Wednesday, October 8, 2025

Enjoying the implosion of the Tories? That’s understandable – but completely wrong | Zoe Williams

The world’s most successful democratic party is in a death spiral of its own making – leaving no moderate bulwark between the moderate and truly far right, writes Zoe Williams

Enjoying the implosion of the Tories? That’s understandable – but completely wrong | Zoe Williams

There have been times in living memory that Conservative leaders have sounded almost sensible on the surface – and times where they have sounded animal crackers, yet were still adored by their party. This is not either of those times. Kemi Badenoch left the crowd unmoved when she addressed her conference, even as she threw out the red meat of migrant-baiting she thought they wanted. It’s not so much that they’d all woken up with a renewed sense of humanity; more that they didn’t believe she’d ever be in a position to deliver it. It was, in effect, fake vegan meat. Tories hate that. One senior Conservative apparently called it a “New Orleans funeral”: noisy, energetic, but still a goodbye.

What next for the group with a decent case to make for itself as the most historically successful democratic party in the world? Some are having another squiz at Robert Jenrick, who was a hard “no” at the start of the night – but now it’s the end, and everyone else has left. Others are creating a buzz around Katie Lam, a 34-year-old MP of the 2024 intake, who looks like a Shires Tory while wallpapering her socials with anti-migrant content. Could she be the figurehead to beat back Reform, now outpolling the Conservatives by 20 points? Is there a word for beating your rivals by becoming exactly like them? And, if there isn’t, surely we could borrow one from martial arts?

If you’re enjoying any of this, in a how-the-mighty-are-fallen way, in a serves-them-right-for-austerity way, that is understandable – but absolutely bananas. You don’t even have to look at the US to know this, nor read Daniel Ziblatt’s seminal 2017 book, Conservative Parties and the Birth of Democracy: every one of your synapses is screaming it. The mainstream right is the essential firewall against the far right.

Ziblatt’s thesis is that democracies survive by keeping the “propertied and powerful” happy. I’m not wild about it as an organising principle. It feels as though we’ve been keeping the propertied and powerful happy for ages, at the expense of everyone else, and they never seem quite happy enough to stop wanting to take a bite out of disability benefits. But his analysis isn’t a hunch, it’s an archival deep dive into the pre-Nazi German National People’s Party during the Weimar Republic (along with the British Conservatives circa 1906). When the mainstream right loses its confidence, when it starts to chase the buzzwords and symbolic politics of the far right, it hands them the steering wheel.

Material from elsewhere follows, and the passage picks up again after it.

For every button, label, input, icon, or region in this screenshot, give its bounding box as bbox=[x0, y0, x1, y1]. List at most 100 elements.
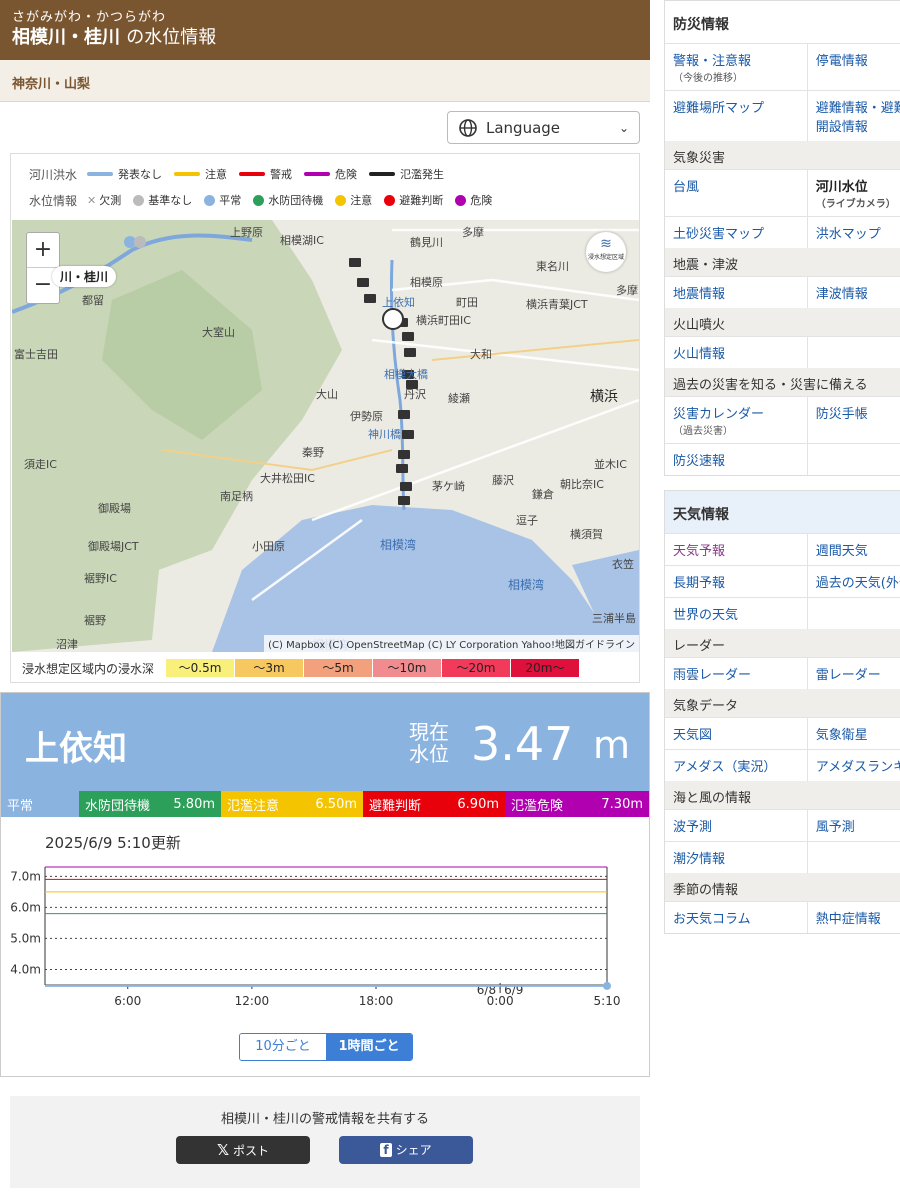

We saw some of this during the Brexit years – Boris Johnson cosying up to Steve Bannon was one particularly egregious examples – but far-right flirtation has become so pronounced now as to obliterate any other Tory talking points. What happened to the old-school Conservatives, who treasure stability, conservation, the constitution, the pride of Britain on the world stage? What happened to the modernisers, who described the nation in terms of powerhouses, not powder kegs? Don’t get me wrong, I wasn’t wild about any of them either, but it’s absolutely striking how those worldviews – the one nation Tory, the Cameroonian Conservative – have been erased, in favour of relentless demonisation: of migrants, Muslims, benefit claimants and protesters.

They walk on stage to music that sounds like the theme tune to Game of Thrones, and talk about what they cannot stand for any more. They describe demonstrations by 75-year-old pacifists as “carnivals of hatred” and use flags – union flags, Saint George’s flags, anything with a splash of matadorial colour – as an open challenge to anyone who doesn’t think being British through and through is the best thing a person could possibly be. There doesn’t seem to be any natural braking system, where they check back in with their own values, their own hinterland, their own plan. Any stick Nigel Farage throws for them, they’ll chase. So, no, it’s not fun to watch them implode. They’re taking civil society down with them.